Permissiveness of Guinea Pig Alveolar Macrophage Subpopulations to Acute Respiratory Syncytial Virus Infection In Vitro: DiscussionFurther analysis by immunogold labeling provided qualitative information about patterns of virus-cell interactions that may be pertinent to the ability of the different AM subpopulations to support or restrict viral replication. In particular, immunolabeling within the phagolysosomes of hypodense AMs correlates with the granular staining pattern observed under light microscopy and is consistent with this subpopulation of cells preferentially inactivating the virus. In contrast, the distribution of gold particles free within the cytoplasm and in association with viral nucleocapsids may be related to the greater tendency of intermediate-density and high-density cells to support viral replication.
Restriction of in vitro RSV replication has been reported previously in unfractionated human AMs obtained from adults. The mechanisms of this restricted viral replication in adults remain unclear although they could involve production of cytokines such as tumor necrosis factor-a by infected cells. Canadian health&care mall Reading here The results of this study suggest diat restriction of RSV replication in humans is likely modulated by the subpopulation of hypodense AMs, where compartmental-ization of virus within phagolysosomes may be involved in addition to virus-induced production of cytokines.
We speculate that these differences in RSV-cell interactions between AM subpopulations, reported in this study, may be an important factor that could determine the susceptibility of an individual to develop severe or limited RSV lower respiratory tract infections. Since most AMs in the lungs of normal adults are hypodense, effective restriction of viral replication by these cells might confer protection that limits of the severity of RSV infection. By contrast, the relative proportions of high-density and hypodense AMs in the alveolar space of children are unknown, and if children have a predominant population of high-density AMs, then this milieu might support increased viral replication and further contribute to more severe lower respiratory tract infections.
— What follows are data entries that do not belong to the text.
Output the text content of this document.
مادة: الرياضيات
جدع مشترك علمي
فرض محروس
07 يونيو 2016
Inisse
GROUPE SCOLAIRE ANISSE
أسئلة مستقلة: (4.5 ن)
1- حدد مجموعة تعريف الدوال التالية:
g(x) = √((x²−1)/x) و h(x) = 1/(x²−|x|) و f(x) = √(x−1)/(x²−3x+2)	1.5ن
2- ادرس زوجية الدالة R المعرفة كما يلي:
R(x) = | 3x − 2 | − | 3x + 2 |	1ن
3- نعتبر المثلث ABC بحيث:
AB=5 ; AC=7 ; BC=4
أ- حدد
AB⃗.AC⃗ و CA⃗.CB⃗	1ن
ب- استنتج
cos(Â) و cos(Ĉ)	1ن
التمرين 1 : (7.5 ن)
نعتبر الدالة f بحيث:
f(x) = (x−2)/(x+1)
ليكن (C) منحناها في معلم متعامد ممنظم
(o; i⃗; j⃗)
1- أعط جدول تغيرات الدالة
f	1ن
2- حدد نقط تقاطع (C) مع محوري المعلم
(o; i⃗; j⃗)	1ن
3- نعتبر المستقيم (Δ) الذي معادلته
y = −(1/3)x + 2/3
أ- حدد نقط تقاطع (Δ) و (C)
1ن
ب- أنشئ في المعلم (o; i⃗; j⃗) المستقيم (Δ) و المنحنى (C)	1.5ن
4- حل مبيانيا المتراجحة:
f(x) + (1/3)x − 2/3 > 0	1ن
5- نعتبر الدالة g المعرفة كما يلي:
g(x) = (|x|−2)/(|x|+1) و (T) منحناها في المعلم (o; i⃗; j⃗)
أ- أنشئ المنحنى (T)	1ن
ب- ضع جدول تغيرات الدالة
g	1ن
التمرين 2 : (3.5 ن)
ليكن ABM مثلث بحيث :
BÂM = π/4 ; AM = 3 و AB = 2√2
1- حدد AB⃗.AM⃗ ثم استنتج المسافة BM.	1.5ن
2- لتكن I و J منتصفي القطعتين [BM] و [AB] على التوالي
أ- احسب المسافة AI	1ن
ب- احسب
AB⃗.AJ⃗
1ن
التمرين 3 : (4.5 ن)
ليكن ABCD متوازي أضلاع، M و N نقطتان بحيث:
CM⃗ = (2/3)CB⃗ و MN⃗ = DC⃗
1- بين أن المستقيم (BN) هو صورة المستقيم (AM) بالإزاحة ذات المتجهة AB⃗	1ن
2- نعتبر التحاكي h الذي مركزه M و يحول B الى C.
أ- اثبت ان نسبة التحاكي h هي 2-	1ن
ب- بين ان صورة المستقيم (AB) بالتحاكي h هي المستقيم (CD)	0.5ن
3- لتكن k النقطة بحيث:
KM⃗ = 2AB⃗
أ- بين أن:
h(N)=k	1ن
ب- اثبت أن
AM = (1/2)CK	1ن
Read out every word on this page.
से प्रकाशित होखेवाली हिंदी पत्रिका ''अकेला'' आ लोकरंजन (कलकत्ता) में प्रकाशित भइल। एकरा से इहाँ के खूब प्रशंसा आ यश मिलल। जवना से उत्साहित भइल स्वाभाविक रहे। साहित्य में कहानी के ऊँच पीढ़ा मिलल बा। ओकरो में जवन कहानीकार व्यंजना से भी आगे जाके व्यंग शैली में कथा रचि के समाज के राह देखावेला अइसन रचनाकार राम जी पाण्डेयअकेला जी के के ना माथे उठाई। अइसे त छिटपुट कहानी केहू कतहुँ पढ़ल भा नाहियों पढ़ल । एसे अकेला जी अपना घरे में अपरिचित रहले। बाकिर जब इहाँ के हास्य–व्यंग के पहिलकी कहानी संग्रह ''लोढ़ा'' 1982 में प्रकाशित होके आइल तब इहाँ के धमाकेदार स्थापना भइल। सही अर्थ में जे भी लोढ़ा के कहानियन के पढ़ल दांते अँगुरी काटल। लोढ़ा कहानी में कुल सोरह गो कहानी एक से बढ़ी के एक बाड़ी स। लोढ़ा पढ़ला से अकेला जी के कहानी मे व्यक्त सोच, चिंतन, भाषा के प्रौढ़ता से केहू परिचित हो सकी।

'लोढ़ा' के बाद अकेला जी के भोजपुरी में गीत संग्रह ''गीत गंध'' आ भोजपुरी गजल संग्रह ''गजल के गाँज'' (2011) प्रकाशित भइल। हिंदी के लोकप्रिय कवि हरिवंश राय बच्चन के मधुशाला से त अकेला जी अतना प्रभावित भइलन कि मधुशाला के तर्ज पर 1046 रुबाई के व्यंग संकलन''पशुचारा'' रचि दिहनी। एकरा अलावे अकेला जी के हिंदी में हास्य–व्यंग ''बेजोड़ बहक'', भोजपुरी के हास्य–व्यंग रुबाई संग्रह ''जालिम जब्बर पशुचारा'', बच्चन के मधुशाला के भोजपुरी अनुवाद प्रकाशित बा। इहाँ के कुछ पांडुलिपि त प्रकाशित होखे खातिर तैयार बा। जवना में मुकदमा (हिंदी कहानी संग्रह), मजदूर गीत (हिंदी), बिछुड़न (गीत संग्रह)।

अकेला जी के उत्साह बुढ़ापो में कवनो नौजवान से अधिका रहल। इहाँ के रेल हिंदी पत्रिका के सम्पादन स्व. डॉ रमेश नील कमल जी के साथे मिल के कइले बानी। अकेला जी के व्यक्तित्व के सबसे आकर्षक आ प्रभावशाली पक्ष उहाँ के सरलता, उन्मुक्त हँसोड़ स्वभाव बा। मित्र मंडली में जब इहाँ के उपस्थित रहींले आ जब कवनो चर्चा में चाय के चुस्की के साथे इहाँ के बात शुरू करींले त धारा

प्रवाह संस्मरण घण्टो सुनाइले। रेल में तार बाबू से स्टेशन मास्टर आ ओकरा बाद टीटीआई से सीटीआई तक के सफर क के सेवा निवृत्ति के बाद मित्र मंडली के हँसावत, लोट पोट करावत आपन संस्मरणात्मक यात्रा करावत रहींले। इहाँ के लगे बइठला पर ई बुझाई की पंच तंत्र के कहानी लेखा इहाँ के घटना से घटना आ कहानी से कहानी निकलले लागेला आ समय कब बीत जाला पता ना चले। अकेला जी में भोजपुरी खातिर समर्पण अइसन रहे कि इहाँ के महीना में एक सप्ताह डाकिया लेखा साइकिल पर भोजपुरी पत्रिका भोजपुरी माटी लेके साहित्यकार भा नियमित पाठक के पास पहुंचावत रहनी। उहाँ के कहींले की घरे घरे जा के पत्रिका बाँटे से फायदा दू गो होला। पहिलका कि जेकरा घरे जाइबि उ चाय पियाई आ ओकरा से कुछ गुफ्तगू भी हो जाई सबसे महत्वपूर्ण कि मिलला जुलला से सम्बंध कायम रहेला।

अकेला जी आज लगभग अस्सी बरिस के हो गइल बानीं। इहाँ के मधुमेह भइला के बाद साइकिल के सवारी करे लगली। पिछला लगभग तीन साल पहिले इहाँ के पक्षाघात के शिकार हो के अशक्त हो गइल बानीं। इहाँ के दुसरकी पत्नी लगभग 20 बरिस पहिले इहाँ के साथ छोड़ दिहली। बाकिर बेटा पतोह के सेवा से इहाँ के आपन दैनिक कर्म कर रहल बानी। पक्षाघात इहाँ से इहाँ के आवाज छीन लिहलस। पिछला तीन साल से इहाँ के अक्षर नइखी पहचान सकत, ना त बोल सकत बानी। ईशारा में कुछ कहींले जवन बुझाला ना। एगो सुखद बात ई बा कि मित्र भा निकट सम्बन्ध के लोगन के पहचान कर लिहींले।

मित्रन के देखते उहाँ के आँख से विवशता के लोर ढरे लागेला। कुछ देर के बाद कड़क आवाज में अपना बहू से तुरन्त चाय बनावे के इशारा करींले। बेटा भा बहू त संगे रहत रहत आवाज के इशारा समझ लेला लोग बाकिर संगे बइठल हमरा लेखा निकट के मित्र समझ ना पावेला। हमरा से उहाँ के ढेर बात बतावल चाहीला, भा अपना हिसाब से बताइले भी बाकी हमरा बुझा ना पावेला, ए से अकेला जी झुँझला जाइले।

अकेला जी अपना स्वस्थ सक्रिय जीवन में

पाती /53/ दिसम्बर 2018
In summary, this study has demonstrated that the permissiveness of AM subpopulations to acute RSV infection in vitro is inversely related to their degree of maturation achieved in vivo, where comparatively immature, high-density AMs support viral replication and mature, hypodense AMs may restrict viral replication. An improved understanding of the mechanisms responsible for these different virus-cell interactions may help to develop innovative approaches for the prevention and treatment of severe RSV lower respiratory tract infections.